Led this year by co-chairs, Amira Salaam Amro, Bernadette Cruz Moxey, Emma Glon, and Nadine Kassouf Sayegh, the LFNY Gala is a highlight of fundraising activity at the school. The LFNY student chorale, senior student athletes and a special student cheerleading squad all took part in the evening in a celebration of school and team spirit. Aileen Agopian, Senior Vice President of Contemporary Art at Sotheby’s, served as auctioneer during the gala’s live auction. International DJ and producer Martin Solveig provided entertainment late into the evening.

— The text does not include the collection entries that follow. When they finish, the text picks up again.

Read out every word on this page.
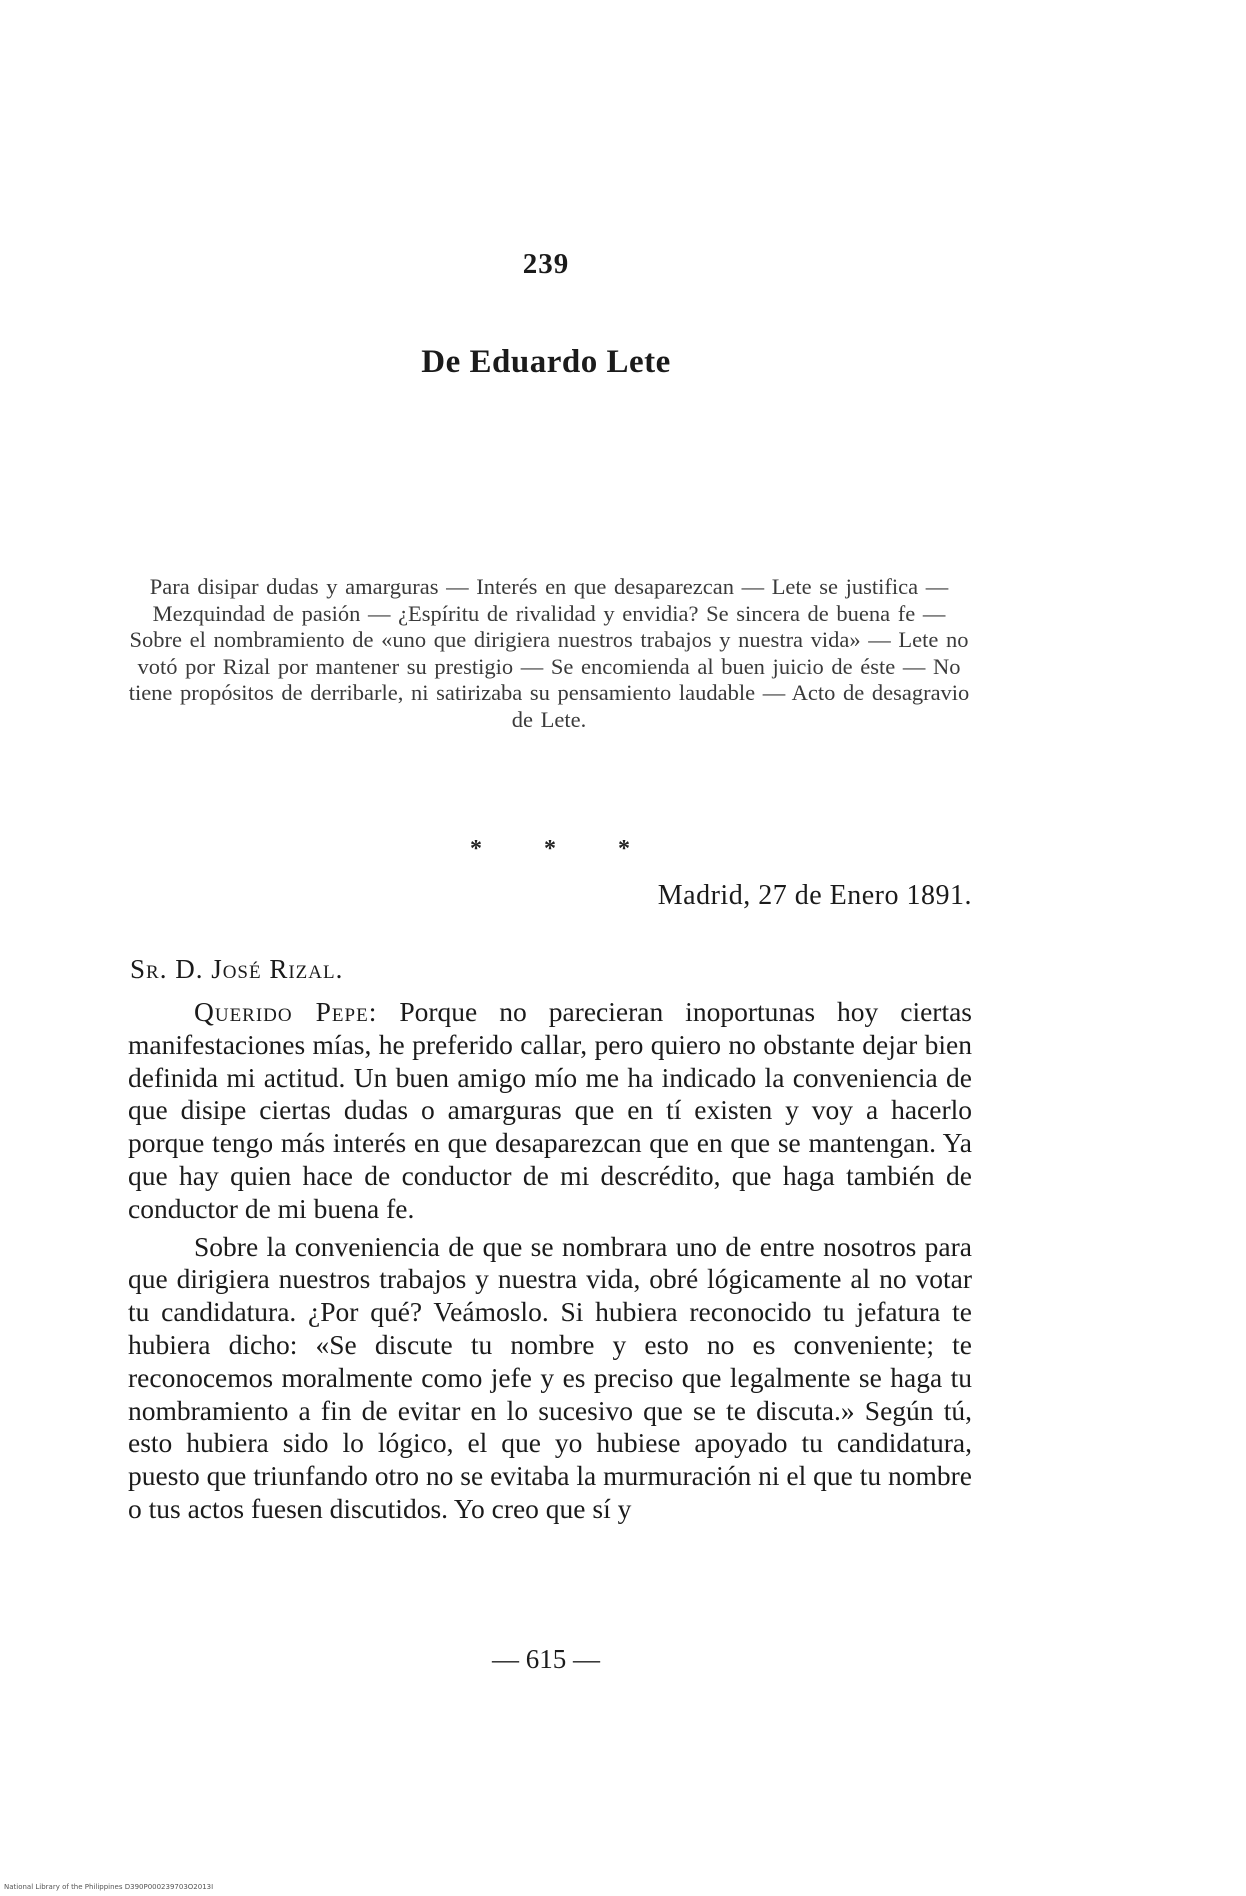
239
De Eduardo Lete

Para disipar dudas y amarguras — Interés en que desaparezcan — Lete se justifica — Mezquindad de pasión — ¿Espíritu de rivalidad y envidia? Se sincera de buena fe — Sobre el nombramiento de «uno que dirigiera nuestros trabajos y nuestra vida» — Lete no votó por Rizal por mantener su prestigio — Se encomienda al buen juicio de éste — No tiene propósitos de derribarle, ni satirizaba su pensamiento laudable — Acto de desagravio de Lete.

*	*	*
Madrid, 27 de Enero 1891.
Sr. D. José Rizal.

Querido Pepe: Porque no parecieran inoportunas hoy ciertas manifestaciones mías, he preferido callar, pero quiero no obstante dejar bien definida mi actitud. Un buen amigo mío me ha indicado la conveniencia de que disipe ciertas dudas o amarguras que en tí existen y voy a hacerlo porque tengo más interés en que desaparezcan que en que se mantengan. Ya que hay quien hace de conductor de mi descrédito, que haga también de conductor de mi buena fe.

Sobre la conveniencia de que se nombrara uno de entre nosotros para que dirigiera nuestros trabajos y nuestra vida, obré lógicamente al no votar tu candidatura. ¿Por qué? Veámoslo. Si hubiera reconocido tu jefatura te hubiera dicho: «Se discute tu nombre y esto no es conveniente; te reconocemos moralmente como jefe y es preciso que legalmente se haga tu nombramiento a fin de evitar en lo sucesivo que se te discuta.» Según tú, esto hubiera sido lo lógico, el que yo hubiese apoyado tu candidatura, puesto que triunfando otro no se evitaba la murmuración ni el que tu nombre o tus actos fuesen discutidos. Yo creo que sí y

— 615 —
National Library of the Philippines D390P000239703O2013I
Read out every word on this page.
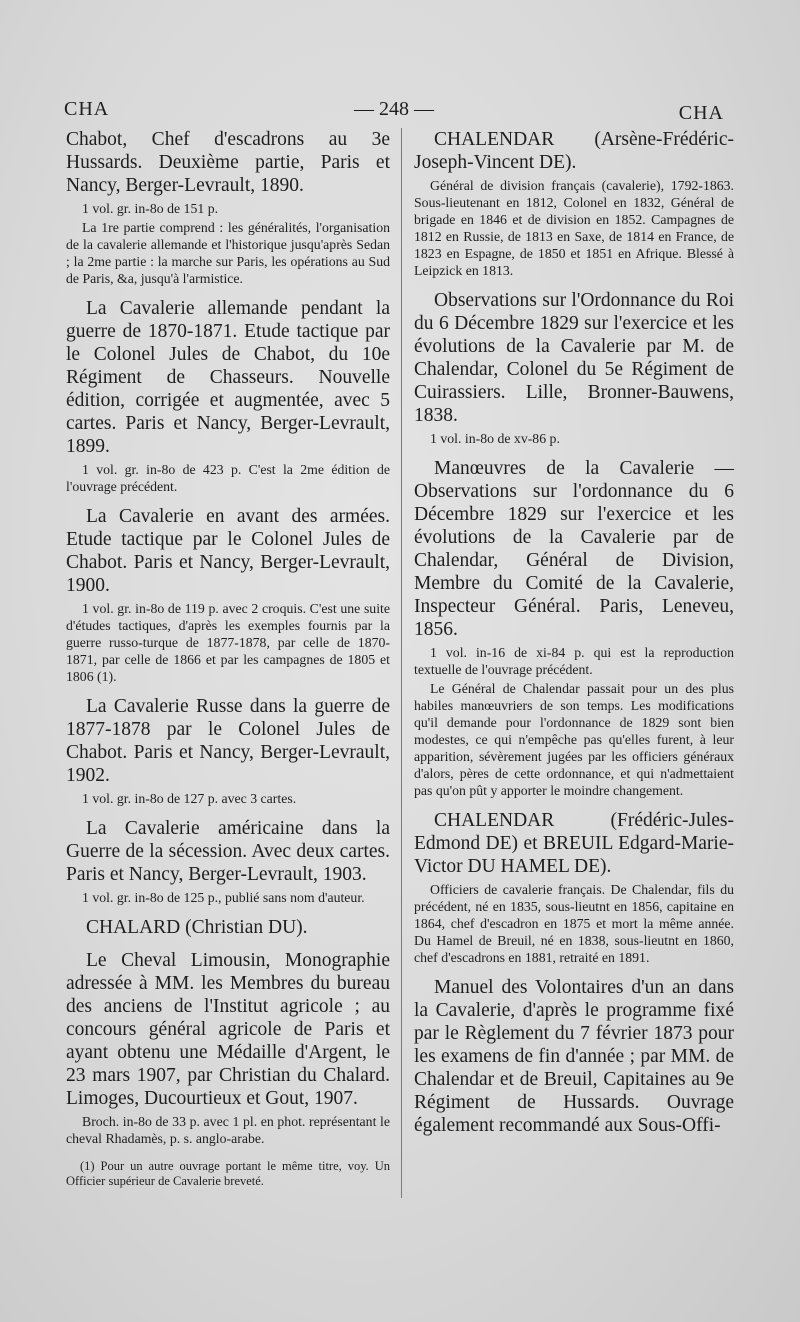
CHA	— 248 —	CHA

Chabot, Chef d'escadrons au 3e Hussards. Deuxième partie, Paris et Nancy, Berger-Levrault, 1890.

1 vol. gr. in-8o de 151 p.

La 1re partie comprend : les généralités, l'organisation de la cavalerie allemande et l'historique jusqu'après Sedan ; la 2me partie : la marche sur Paris, les opérations au Sud de Paris, &a, jusqu'à l'armistice.

La Cavalerie allemande pendant la guerre de 1870-1871. Etude tactique par le Colonel Jules de Chabot, du 10e Régiment de Chasseurs. Nouvelle édition, corrigée et augmentée, avec 5 cartes. Paris et Nancy, Berger-Levrault, 1899.

1 vol. gr. in-8o de 423 p. C'est la 2me édition de l'ouvrage précédent.

La Cavalerie en avant des armées. Etude tactique par le Colonel Jules de Chabot. Paris et Nancy, Berger-Levrault, 1900.

1 vol. gr. in-8o de 119 p. avec 2 croquis. C'est une suite d'études tactiques, d'après les exemples fournis par la guerre russo-turque de 1877-1878, par celle de 1870-1871, par celle de 1866 et par les campagnes de 1805 et 1806 (1).

La Cavalerie Russe dans la guerre de 1877-1878 par le Colonel Jules de Chabot. Paris et Nancy, Berger-Levrault, 1902.

1 vol. gr. in-8o de 127 p. avec 3 cartes.

La Cavalerie américaine dans la Guerre de la sécession. Avec deux cartes. Paris et Nancy, Berger-Levrault, 1903.

1 vol. gr. in-8o de 125 p., publié sans nom d'auteur.

CHALARD (Christian DU).

Le Cheval Limousin, Monographie adressée à MM. les Membres du bureau des anciens de l'Institut agricole ; au concours général agricole de Paris et ayant obtenu une Médaille d'Argent, le 23 mars 1907, par Christian du Chalard. Limoges, Ducourtieux et Gout, 1907.

Broch. in-8o de 33 p. avec 1 pl. en phot. représentant le cheval Rhadamès, p. s. anglo-arabe.

(1) Pour un autre ouvrage portant le même titre, voy. Un Officier supérieur de Cavalerie breveté.

CHALENDAR (Arsène-Frédéric-Joseph-Vincent DE).

Général de division français (cavalerie), 1792-1863. Sous-lieutenant en 1812, Colonel en 1832, Général de brigade en 1846 et de division en 1852. Campagnes de 1812 en Russie, de 1813 en Saxe, de 1814 en France, de 1823 en Espagne, de 1850 et 1851 en Afrique. Blessé à Leipzick en 1813.

Observations sur l'Ordonnance du Roi du 6 Décembre 1829 sur l'exercice et les évolutions de la Cavalerie par M. de Chalendar, Colonel du 5e Régiment de Cuirassiers. Lille, Bronner-Bauwens, 1838.

1 vol. in-8o de xv-86 p.

Manœuvres de la Cavalerie — Observations sur l'ordonnance du 6 Décembre 1829 sur l'exercice et les évolutions de la Cavalerie par de Chalendar, Général de Division, Membre du Comité de la Cavalerie, Inspecteur Général. Paris, Leneveu, 1856.

1 vol. in-16 de xi-84 p. qui est la reproduction textuelle de l'ouvrage précédent.

Le Général de Chalendar passait pour un des plus habiles manœuvriers de son temps. Les modifications qu'il demande pour l'ordonnance de 1829 sont bien modestes, ce qui n'empêche pas qu'elles furent, à leur apparition, sévèrement jugées par les officiers généraux d'alors, pères de cette ordonnance, et qui n'admettaient pas qu'on pût y apporter le moindre changement.

CHALENDAR (Frédéric-Jules-Edmond DE) et BREUIL Edgard-Marie-Victor DU HAMEL DE).

Officiers de cavalerie français. De Chalendar, fils du précédent, né en 1835, sous-lieutnt en 1856, capitaine en 1864, chef d'escadron en 1875 et mort la même année. Du Hamel de Breuil, né en 1838, sous-lieutnt en 1860, chef d'escadrons en 1881, retraité en 1891.

Manuel des Volontaires d'un an dans la Cavalerie, d'après le programme fixé par le Règlement du 7 février 1873 pour les examens de fin d'année ; par MM. de Chalendar et de Breuil, Capitaines au 9e Régiment de Hussards. Ouvrage également recommandé aux Sous-Offi-
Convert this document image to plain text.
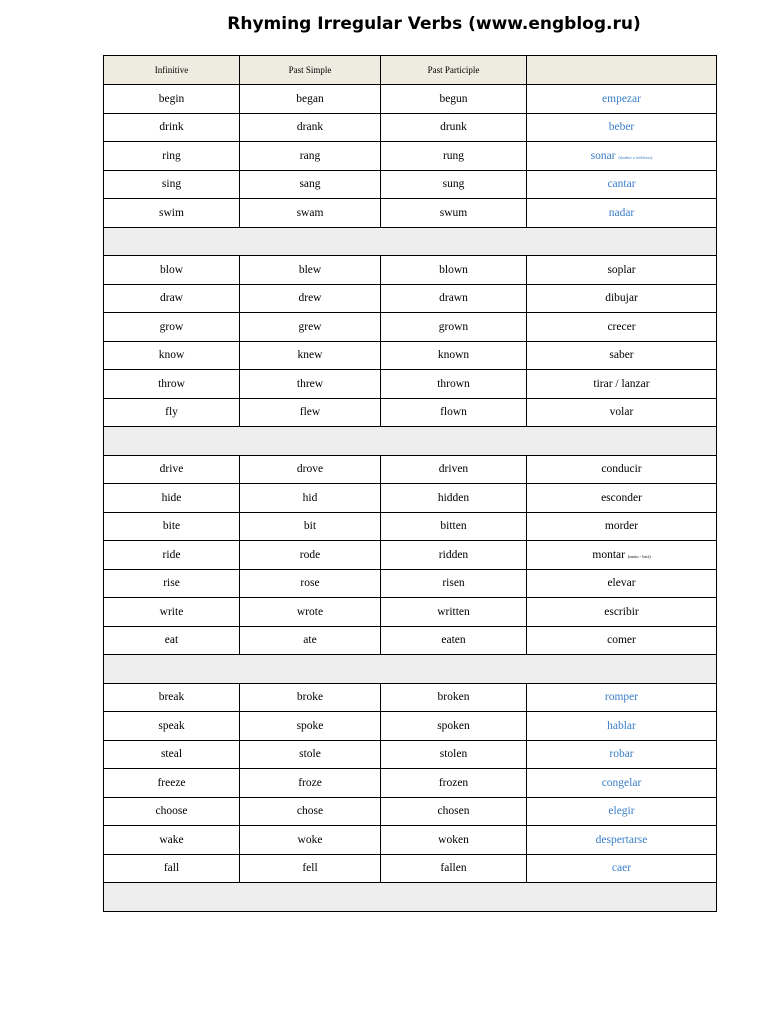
Rhyming Irregular Verbs (www.engblog.ru)
Infinitive	Past Simple	Past Participle	
begin	began	begun	empezar
drink	drank	drunk	beber
ring	rang	rung	sonar (timbre o teléfono)
sing	sang	sung	cantar
swim	swam	swum	nadar

blow	blew	blown	soplar
draw	drew	drawn	dibujar
grow	grew	grown	crecer
know	knew	known	saber
throw	threw	thrown	tirar / lanzar
fly	flew	flown	volar

drive	drove	driven	conducir
hide	hid	hidden	esconder
bite	bit	bitten	morder
ride	rode	ridden	montar (moto - bici)
rise	rose	risen	elevar
write	wrote	written	escribir
eat	ate	eaten	comer

break	broke	broken	romper
speak	spoke	spoken	hablar
steal	stole	stolen	robar
freeze	froze	frozen	congelar
choose	chose	chosen	elegir
wake	woke	woken	despertarse
fall	fell	fallen	caer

Youri Djorkaeff, Mr. Henry’s friend and teammate on the 1998 World Cup-champion French national team, introduced him during the award ceremony. “What I remember most about you, Thierry, during those games is that you had the courage to take action, and you did everything for your country,” he said.
Henry posing with the LFNY Primary Choir.
In an interview on stage during the event with gala co-chair, Amira Salaam Amro, Mr. Henry talked about his early career and what it took to become a champion. “Passion [for the game] came because of my father. He was a great inspiration to me, ” he said, continuing “I just wanted to play the game. I knew that I would need to work hard to succeed, but that talent would not be enough.”
He also talked about his efforts as a spokesperson against racism and sexism in sports. “The first time I encountered racism on the football field – and it’s not an easy thing to deal with – ” he said, “I didn’t want the game that I love so much to be spoken about in a bad way… you need to do something while you’re active to make sure the generation coming after you doesn’t have to suffer.”
“Thierry Henry’s presence at our gala on Sunday was an inspiration,” said Sean Lynch, Head of School, Lycée Français de New York. “We are deeply moved by his message to our students about the courage to take action, the power of humility and determination, and the importance of holding onto our dreams to achieve happiness and success in life.”